No espetáculo fala do desconforto daqueles momentos em que anda na rua e em que muita gente faz questão de dizer-lhe piadas, esperando respostas divertidas da sua parte…
Não é que me incomode muito… Mas na vida não tenho a rapidez que tenho em palco. As pessoas estão certas, eu é que não estou à altura das expectativas delas. Elas estão à espera de que eu reaja como faria num programa ou em cena. São duas tomadas diferentes na minha vida, e a do dia a dia é claramente de baixa voltagem. Mas sou muito bem-educado com as pessoas, isso que fique claro [risos]. Fico muito comovido, até, quando elas vêm ter comigo na rua. Faz-me muita confusão os que dizem, “ai, já nem posso andar na rua!”. É como um técnico de esquentadores a queixar-se de que já não pode ver gás à frente… Não faz sentido uma pessoa queixar-se daquilo por que lutou.
Como lida, nessas situações, com piadas a que não acha graça nenhuma?
É horrível. É como, se fores músico, aparecer sempre alguém com uma guitarra a dizer “ouve lá esta música, que eu compus no meu quarto, quando estava deprimido”. Ou sou simpático e digo “está porreiro, continua…”, mesmo que esteja a mentir, ou tenho de fazer uma coisa que me dói mesmo: sorrir e fazer de conta que aquilo teve piada. Faço isso mais vezes do que gostaria. Queria atingir aquele patamar de um louco que não reage, que fica impávido como uma girafa… Mas não é assim que funciona.
No espetáculo Depois do Medo, não faz humor sobre a atualidade sociopolítica. É uma opção?
Sim. Hoje, há a moda de um lado quase moralista no stand up. Já vi isso ser muito bem feito, mas não é a minha disciplina. Não é isso que quero fazer em palco. Tenho vontade de fazê-lo no Tubo de Ensaio [rubrica radiofónica, na TSF, em parceria com João Quadros], e aí faço-o. No stand up, prefiro uma coisa mais crua, menos elaborada, sem ter, de todo, um lado de lição de moral.
Aliás, no seu espetáculo há mesmo um lado forte de provocação. O que nos leva a essa expressão tão repetida nos últimos anos: o politicamente correto ou incorreto…
Sim, isso entusiasma-me muito. É libertador.

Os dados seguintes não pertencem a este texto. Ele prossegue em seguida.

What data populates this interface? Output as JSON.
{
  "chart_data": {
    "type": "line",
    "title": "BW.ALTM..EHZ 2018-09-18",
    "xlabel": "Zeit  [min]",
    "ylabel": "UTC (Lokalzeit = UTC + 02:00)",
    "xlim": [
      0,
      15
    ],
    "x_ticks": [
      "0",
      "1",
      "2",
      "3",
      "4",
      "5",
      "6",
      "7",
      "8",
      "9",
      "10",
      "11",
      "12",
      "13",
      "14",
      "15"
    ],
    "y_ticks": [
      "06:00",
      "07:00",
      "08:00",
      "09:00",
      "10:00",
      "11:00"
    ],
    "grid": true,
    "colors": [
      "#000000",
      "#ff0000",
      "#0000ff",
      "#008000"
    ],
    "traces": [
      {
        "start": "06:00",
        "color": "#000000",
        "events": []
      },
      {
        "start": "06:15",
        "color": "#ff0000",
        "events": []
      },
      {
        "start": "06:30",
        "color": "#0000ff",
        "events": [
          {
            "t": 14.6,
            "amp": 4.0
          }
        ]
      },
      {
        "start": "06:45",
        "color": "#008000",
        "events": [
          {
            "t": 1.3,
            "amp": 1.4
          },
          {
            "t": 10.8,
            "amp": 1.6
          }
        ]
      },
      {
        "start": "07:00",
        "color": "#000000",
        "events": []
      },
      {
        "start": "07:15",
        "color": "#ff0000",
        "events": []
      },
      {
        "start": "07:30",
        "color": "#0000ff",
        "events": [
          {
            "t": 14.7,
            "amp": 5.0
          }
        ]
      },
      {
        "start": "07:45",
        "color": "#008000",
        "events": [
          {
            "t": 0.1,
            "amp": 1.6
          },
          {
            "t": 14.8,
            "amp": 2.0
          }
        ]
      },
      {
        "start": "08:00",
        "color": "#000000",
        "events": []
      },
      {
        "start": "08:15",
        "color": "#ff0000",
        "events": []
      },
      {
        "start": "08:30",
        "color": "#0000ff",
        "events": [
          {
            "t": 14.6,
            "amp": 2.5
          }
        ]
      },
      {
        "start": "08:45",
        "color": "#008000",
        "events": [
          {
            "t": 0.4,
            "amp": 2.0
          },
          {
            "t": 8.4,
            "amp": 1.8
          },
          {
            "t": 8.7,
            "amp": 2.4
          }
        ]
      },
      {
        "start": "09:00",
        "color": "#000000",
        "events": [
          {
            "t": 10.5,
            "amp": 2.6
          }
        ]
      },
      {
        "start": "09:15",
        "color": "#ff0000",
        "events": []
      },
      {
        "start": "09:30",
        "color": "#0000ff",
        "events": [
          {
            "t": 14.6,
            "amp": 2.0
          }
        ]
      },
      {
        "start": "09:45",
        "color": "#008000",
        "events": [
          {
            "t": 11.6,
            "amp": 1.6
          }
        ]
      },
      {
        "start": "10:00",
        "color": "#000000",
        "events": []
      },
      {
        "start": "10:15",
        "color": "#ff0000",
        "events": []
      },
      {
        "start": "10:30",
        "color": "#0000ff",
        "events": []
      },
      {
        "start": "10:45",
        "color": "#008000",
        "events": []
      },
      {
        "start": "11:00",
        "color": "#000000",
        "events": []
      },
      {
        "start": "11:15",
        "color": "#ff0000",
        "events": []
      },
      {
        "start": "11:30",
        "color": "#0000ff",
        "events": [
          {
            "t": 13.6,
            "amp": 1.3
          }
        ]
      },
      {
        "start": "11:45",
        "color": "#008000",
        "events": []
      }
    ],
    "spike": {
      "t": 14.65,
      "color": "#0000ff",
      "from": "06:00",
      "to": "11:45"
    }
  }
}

Provocação no sentido de já saber que aquilo irrita quem achou que podia definir até onde se pode ir na comédia… Tem que ver com outra expressão muito usada agora: “os limites do humor”. Como, no stand up, não estou ao abrigo de nenhuma empresa, nenhum canal, nenhuma companhia de teatro, ali sou eu e a minha opinião, a minha vontade. As pessoas têm o direito de não se identificar com ela… Às vezes, sinto “isto é a pior coisa que vos posso dizer neste momento”, e o que isso me provoca de felicidade, o desconforto que provoca, é muito superior à minha vontade de me calar!
Às vezes as pessoas não se riem porque acham que têm de se rir, mesmo que não estejam a achar, propriamente, piada?
Acho que não. O Seinfeld dizia que o público, em comédia, só nos faz um favor nos primeiros cinco minutos: batem palmas, riem, são simpáticos. Dão-te esses cinco minutos de borla. Mas no resto da hora e meia, já não funciona assim… Ninguém se ri por obrigação, ninguém ri sem vontade. O nosso corpo não faz isso. Hoje, criaram-se tantas barreiras, dizem-te tantas coisas que não deves fazer, até onde não podes ir… Não sinto que estou a ser rebelde por dar um pontapé nessas barreiras, porque não fui eu que as pus lá. Para mim, não estou a deitar abaixo barreira nenhuma. Às vezes, digo coisas para agitar, sim, para criar algum desconforto, uma espécie de bandarilha na altura certa… Parece que, agora, temos de explicar tudo o que dizemos em comédia – se aquilo é a nossa opinião, o que queremos dizer com aquilo. E isso não interessa para nada! Lembro-me muitas vezes que houve uma telenovela na TVI em que o Pedro Granger fazia de uma personagem que era homossexual, andava numa cadeira de rodas e morria com uma bomba logo no primeiro episódio! Imaginas esta cena num programa de comédia? As pessoas iam chacinar-te! Numa novela, como é ficção, é normal. Parece que as pessoas acham que a comédia é a pura verdade, e que temos de nos explicar… Há coisas muito idiotas que são ditas no registo de comédia? Claro que sim! Cabe ao público decidir que aquilo não lhe interessa nada. E há os limites legais: alguém pode sentir que foi insultado ou que houve incitamento ao ódio e pôr-te um processo em tribunal…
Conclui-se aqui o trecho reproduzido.